Indeed, in vivo [22] and in vitro studies [23] have shown that most H2-receptor antagonists exhibit weak or strong anticholinesterase activity, ranitidine and nizatidine being the more potent among the H2-receptor antagonists with respect to acetylcholinesterase inhibition [24]. The amplitude responses obtained with ranitidine and nizatidine were consistent with these data. In our study, in contrast to other H2 receptor antagonists, famotidine had no effect on amplitude in ileum smooth muscles. This may be related to different antimuscarinic effects profile of these H2 receptor antagonists.

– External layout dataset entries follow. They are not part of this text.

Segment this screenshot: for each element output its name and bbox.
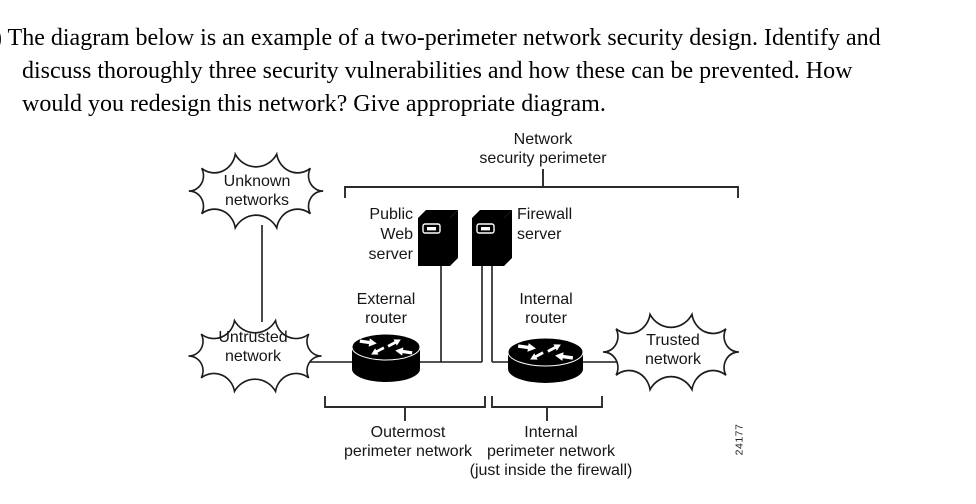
router-cylinder-icon-external (351, 333, 421, 382)
question-line-1: ) The diagram below is an example of a t… (0, 25, 881, 51)
server-tower-icon-firewall (471, 209, 513, 267)
outermost-perimeter-bracket (324, 396, 486, 421)
internal-router-label: Internal router (519, 291, 573, 327)
internal-perimeter-label: Internal perimeter network (just inside … (469, 424, 633, 479)
firewall-server-label: Firewall server (517, 206, 573, 243)
figure-number: 24177 (733, 423, 746, 456)
question-line-3: would you redesign this network? Give ap… (22, 91, 606, 117)
question-line-2: discuss thoroughly three security vulner… (22, 58, 853, 84)
external-router-label: External router (356, 291, 416, 327)
network-security-perimeter-bracket (344, 169, 739, 198)
router-cylinder-icon-internal (507, 337, 584, 383)
network-links (261, 225, 655, 363)
internal-perimeter-bracket (491, 396, 603, 421)
server-tower-icon-public-web (417, 209, 459, 267)
untrusted-network-label: Untrusted network (218, 329, 288, 365)
network-security-perimeter-label: Network security perimeter (479, 131, 607, 167)
trusted-network-label: Trusted network (644, 332, 702, 368)
unknown-networks-label: Unknown networks (223, 173, 291, 209)
public-web-server-label: Public Web server (368, 206, 413, 263)
outermost-perimeter-label: Outermost perimeter network (343, 424, 473, 460)
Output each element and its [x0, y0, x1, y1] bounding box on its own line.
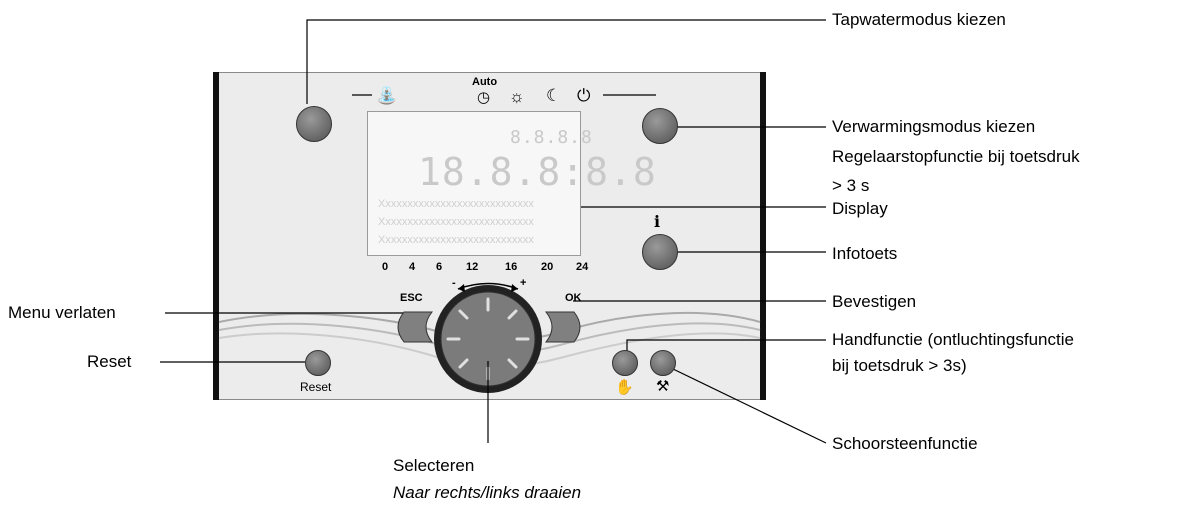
time-tick: 16: [505, 261, 518, 273]
time-tick: 6: [436, 261, 443, 273]
knob-minus: -: [452, 277, 456, 289]
power-icon: ⏻: [577, 86, 591, 105]
callout-display: Display: [832, 199, 888, 218]
esc-button[interactable]: [397, 311, 434, 343]
time-tick: 0: [382, 261, 389, 273]
callout-chimney: Schoorsteenfunctie: [832, 434, 978, 453]
chimney-function-button[interactable]: [650, 350, 676, 376]
callout-controller-stop: Regelaarstopfunctie bij toetsdruk: [832, 147, 1080, 166]
panel-edge-right: [760, 72, 766, 400]
display-text-line: Xxxxxxxxxxxxxxxxxxxxxxxxxxxx: [378, 216, 534, 228]
moon-icon: ☾: [546, 86, 562, 105]
reset-device-label: Reset: [300, 380, 332, 394]
esc-label: ESC: [400, 292, 423, 304]
callout-confirm: Bevestigen: [832, 292, 917, 311]
chimney-icon: ⚒: [656, 378, 670, 395]
callout-controller-stop-time: > 3 s: [832, 176, 870, 195]
ok-label: OK: [565, 292, 582, 304]
callout-manual-function-detail: bij toetsdruk > 3s): [832, 356, 967, 375]
callout-select-rotate: Naar rechts/links draaien: [393, 483, 582, 502]
auto-label: Auto: [472, 76, 498, 88]
tapwater-mode-button[interactable]: [296, 106, 332, 142]
callout-menu-exit: Menu verlaten: [8, 303, 116, 322]
heating-mode-button[interactable]: [642, 108, 678, 144]
time-tick: 4: [409, 261, 416, 273]
ok-button[interactable]: [544, 311, 581, 343]
callout-select: Selecteren: [393, 456, 475, 475]
info-button[interactable]: [642, 234, 678, 270]
time-tick: 24: [576, 261, 589, 273]
callout-tapwater-mode: Tapwatermodus kiezen: [832, 10, 1006, 29]
callout-manual-function: Handfunctie (ontluchtingsfunctie: [832, 330, 1074, 349]
display-small-digits: 8.8.8.8: [510, 127, 593, 148]
hand-icon: ✋: [615, 379, 634, 396]
display-text-line: Xxxxxxxxxxxxxxxxxxxxxxxxxxxx: [378, 198, 534, 210]
knob-plus: +: [520, 277, 527, 289]
lcd-display: [367, 111, 581, 256]
tap-icon: ⛲: [376, 86, 398, 105]
time-tick: 20: [541, 261, 554, 273]
callout-info-key: Infotoets: [832, 244, 898, 263]
reset-button[interactable]: [305, 350, 331, 376]
panel-edge-left: [213, 72, 219, 400]
callout-reset: Reset: [87, 352, 132, 371]
sun-icon: ☼: [509, 87, 525, 106]
manual-function-button[interactable]: [612, 350, 638, 376]
clock-icon: ◷: [477, 89, 491, 106]
info-icon: i: [654, 212, 661, 231]
callout-heating-mode: Verwarmingsmodus kiezen: [832, 117, 1036, 136]
time-tick: 12: [466, 261, 479, 273]
display-big-digits: 18.8.8:8.8: [418, 150, 657, 194]
display-text-line: Xxxxxxxxxxxxxxxxxxxxxxxxxxxx: [378, 234, 534, 246]
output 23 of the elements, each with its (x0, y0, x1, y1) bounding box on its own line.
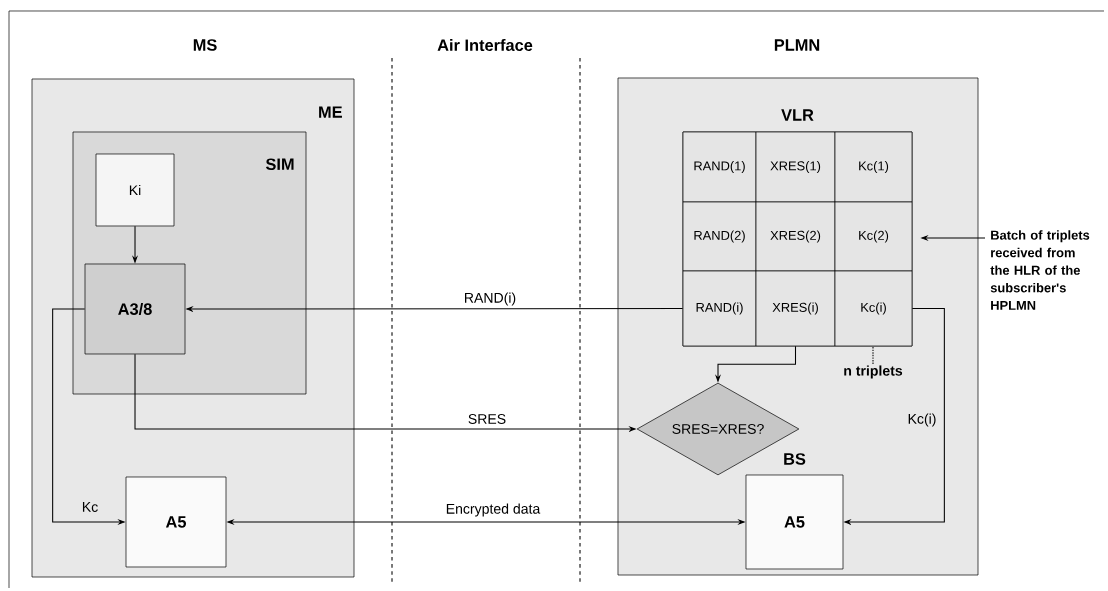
table-cell: RAND(i) (682, 270, 757, 347)
table-cell: RAND(2) (682, 201, 757, 272)
edge-label: RAND(i) (462, 291, 518, 307)
table-cell: XRES(i) (755, 270, 836, 347)
leader-line (872, 345, 874, 365)
column-heading: Air Interface (437, 38, 533, 52)
column-heading: MS (193, 39, 217, 51)
table-cell: Kc(2) (834, 201, 913, 272)
note-text: n triplets (844, 365, 903, 379)
note-text: Batch of triplets received from the HLR of the subscriber's HPLMN (990, 230, 1090, 310)
process-box: Ki (95, 153, 175, 227)
table-cell: XRES(1) (755, 131, 836, 203)
edge-label: SRES (466, 412, 508, 426)
table-cell: RAND(1) (682, 131, 757, 203)
table-cell: XRES(2) (755, 201, 836, 272)
process-box: A5 (125, 476, 227, 568)
node-label: VLR (781, 109, 814, 121)
column-heading: PLMN (774, 39, 820, 51)
table-cell: Kc(i) (834, 270, 913, 347)
table-cell: Kc(1) (834, 131, 913, 203)
edge-label: Kc(i) (906, 412, 938, 428)
edge-label: Encrypted data (444, 502, 542, 518)
process-box: A3/8 (84, 263, 186, 355)
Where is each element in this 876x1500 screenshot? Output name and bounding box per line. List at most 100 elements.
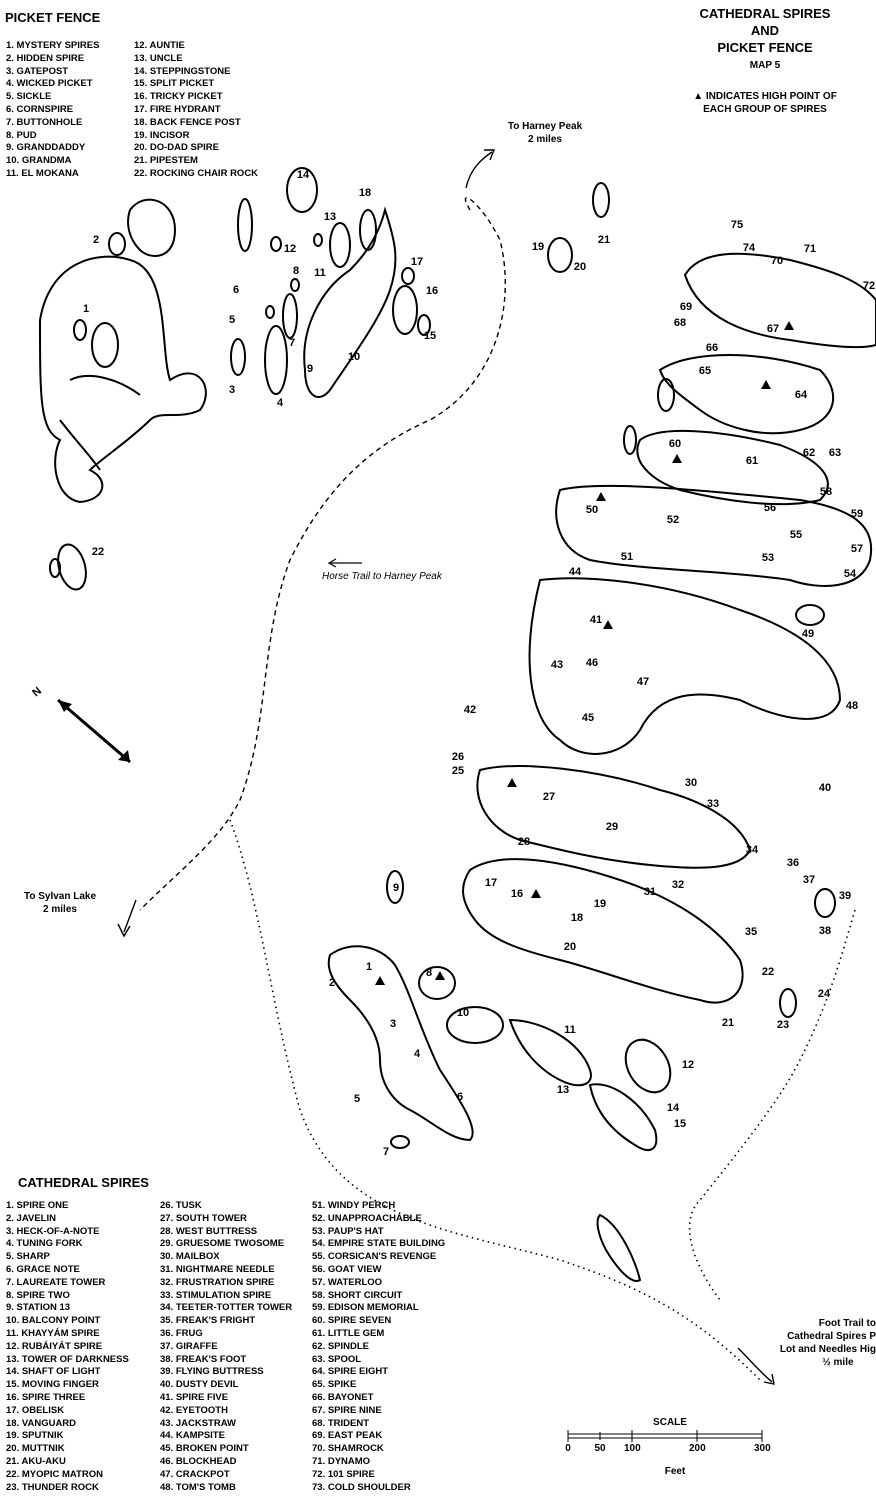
scale-title: SCALE [653, 1417, 687, 1428]
list-item: 14. SHAFT OF LIGHT [6, 1366, 101, 1378]
spire-number-label: 20 [564, 941, 576, 953]
list-item: 18. BACK FENCE POST [134, 116, 241, 128]
ridge-13 [588, 1083, 658, 1151]
granddaddy-ridge [303, 206, 397, 398]
harney-peak-label: To Harney Peak 2 miles [490, 120, 600, 146]
spire-number-label: 10 [348, 351, 360, 363]
foot-line4: ½ mile [822, 1357, 854, 1368]
spire-number-label: 68 [674, 317, 686, 329]
scale-tick-label: 50 [594, 1443, 606, 1454]
spire-number-label: 24 [818, 988, 831, 1000]
list-item: 34. TEETER-TOTTER TOWER [160, 1302, 293, 1314]
spire-number-label: 60 [669, 438, 681, 450]
north-arrow: N [30, 685, 131, 764]
spire-number-label: 38 [819, 925, 831, 937]
list-item: 60. SPIRE SEVEN [312, 1315, 392, 1327]
list-item: 5. SICKLE [6, 91, 52, 103]
list-item: 38. FREAK'S FOOT [160, 1353, 247, 1365]
list-item: 33. STIMULATION SPIRE [160, 1289, 272, 1301]
list-item: 68. TRIDENT [312, 1417, 370, 1429]
list-item: 15. MOVING FINGER [6, 1379, 99, 1391]
list-item: 8. SPIRE TWO [6, 1289, 70, 1301]
list-item: 20. DO-DAD SPIRE [134, 142, 219, 154]
foot-line1: Foot Trail to [818, 1318, 876, 1329]
spire-number-label: 1 [366, 961, 372, 973]
scale-tick-label: 0 [565, 1443, 571, 1454]
list-item: 7. BUTTONHOLE [6, 116, 83, 128]
list-item: 67. SPIRE NINE [312, 1404, 382, 1416]
spire-number-label: 34 [746, 844, 759, 856]
list-item: 13. UNCLE [134, 52, 183, 64]
spire-number-label: 26 [452, 751, 464, 763]
spire-number-label: 20 [574, 261, 586, 273]
list-item: 37. GIRAFFE [160, 1340, 218, 1352]
spire-number-label: 44 [569, 566, 582, 578]
list-item: 66. BAYONET [312, 1391, 374, 1403]
list-item: 40. DUSTY DEVIL [160, 1379, 239, 1391]
list-item: 59. EDISON MEMORIAL [312, 1302, 419, 1314]
spire-number-label: 61 [746, 455, 758, 467]
spire-number-label: 3 [229, 384, 235, 396]
list-item: 47. CRACKPOT [160, 1468, 230, 1480]
list-item: 9. GRANDDADDY [6, 142, 86, 154]
list-item: 21. AKU-AKU [6, 1455, 66, 1467]
spire-number-label: 5 [229, 314, 235, 326]
spire-number-label: 71 [804, 243, 816, 255]
foot-trail-2 [688, 909, 856, 1301]
list-item: 12. RUBÁIYÁT SPIRE [6, 1340, 103, 1352]
list-item: 19. INCISOR [134, 129, 190, 141]
spire-number-label: 12 [682, 1059, 694, 1071]
spire-number-label: 39 [839, 890, 851, 902]
ridge-11 [508, 1018, 592, 1087]
list-item: 17. FIRE HYDRANT [134, 103, 221, 115]
triangle-icon: ▲ [693, 91, 704, 102]
cathedral-spires-title: CATHEDRAL SPIRES [18, 1175, 149, 1190]
spire-number-label: 11 [564, 1024, 576, 1036]
spire-number-label: 19 [594, 898, 606, 910]
list-item: 11. EL MOKANA [6, 167, 79, 179]
spire-number-label: 58 [820, 486, 832, 498]
list-item: 13. TOWER OF DARKNESS [6, 1353, 129, 1365]
list-item: 7. LAUREATE TOWER [6, 1276, 106, 1288]
spire-number-label: 18 [571, 912, 583, 924]
ridge-1 [327, 945, 474, 1142]
spire-number-label: 41 [590, 614, 602, 626]
spire-number-label: 8 [293, 265, 299, 277]
list-item: 22. MYOPIC MATRON [6, 1468, 103, 1480]
horse-trail [139, 197, 506, 911]
spire-number-label: 7 [289, 337, 295, 349]
spire-number-label: 55 [790, 529, 802, 541]
harney-line2: 2 miles [528, 134, 562, 145]
spire-number-label: 14 [667, 1102, 680, 1114]
foot-arrowhead [763, 1373, 775, 1385]
harney-arrow [465, 151, 493, 189]
spire-number-label: 31 [644, 886, 656, 898]
ridge-16 [462, 858, 744, 1004]
map-title: CATHEDRAL SPIRES AND PICKET FENCE [660, 5, 870, 56]
spire-number-label: 56 [764, 502, 776, 514]
foot-trail-label: Foot Trail to Cathedral Spires P Lot and… [760, 1317, 876, 1369]
list-item: 16. TRICKY PICKET [134, 91, 223, 103]
list-item: 51. WINDY PERCH [312, 1200, 396, 1211]
high-points [375, 321, 794, 985]
spire-number-label: 21 [598, 234, 610, 246]
list-item: 9. STATION 13 [6, 1302, 71, 1314]
spire-number-label: 70 [771, 255, 783, 267]
list-item: 8. PUD [6, 129, 37, 141]
spire-number-label: 15 [674, 1118, 686, 1130]
list-item: 42. EYETOOTH [160, 1404, 228, 1416]
spire-number-label: 36 [787, 857, 799, 869]
spire-number-label: 66 [706, 342, 718, 354]
spire-number-label: 37 [803, 874, 815, 886]
list-item: 53. PAUP'S HAT [312, 1225, 384, 1237]
list-item: 4. WICKED PICKET [6, 78, 93, 90]
scale-bar [567, 1430, 763, 1442]
list-item: 20. MUTTNIK [6, 1443, 65, 1455]
spire-number-label: 28 [518, 836, 530, 848]
spire-number-label: 6 [233, 284, 239, 296]
spire-number-label: 23 [777, 1019, 789, 1031]
spire-number-label: 48 [846, 700, 858, 712]
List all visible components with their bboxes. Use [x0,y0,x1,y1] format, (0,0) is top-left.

Maher et al. [25] revealed that ranitidine shows its effects by promoting amplitude responses and does not have any effect on frequency responses. This finding is consistent with our results related to frequency. Any of H2 receptor antagonists we used had no effect on frequency responses in ileum smooth muscle.

In conclusion, PPIs and H2 receptor antagonists have contrary effects on ileum motility in both normal and peritonitis situations. The effects of these agents were parallel in control and peritonitis groups. The clinical implications of these findings need to be tested in surgical intensive care units, which might help in choosing the most appropriate drug for preventing the acid-related complications of patients with peritonitis.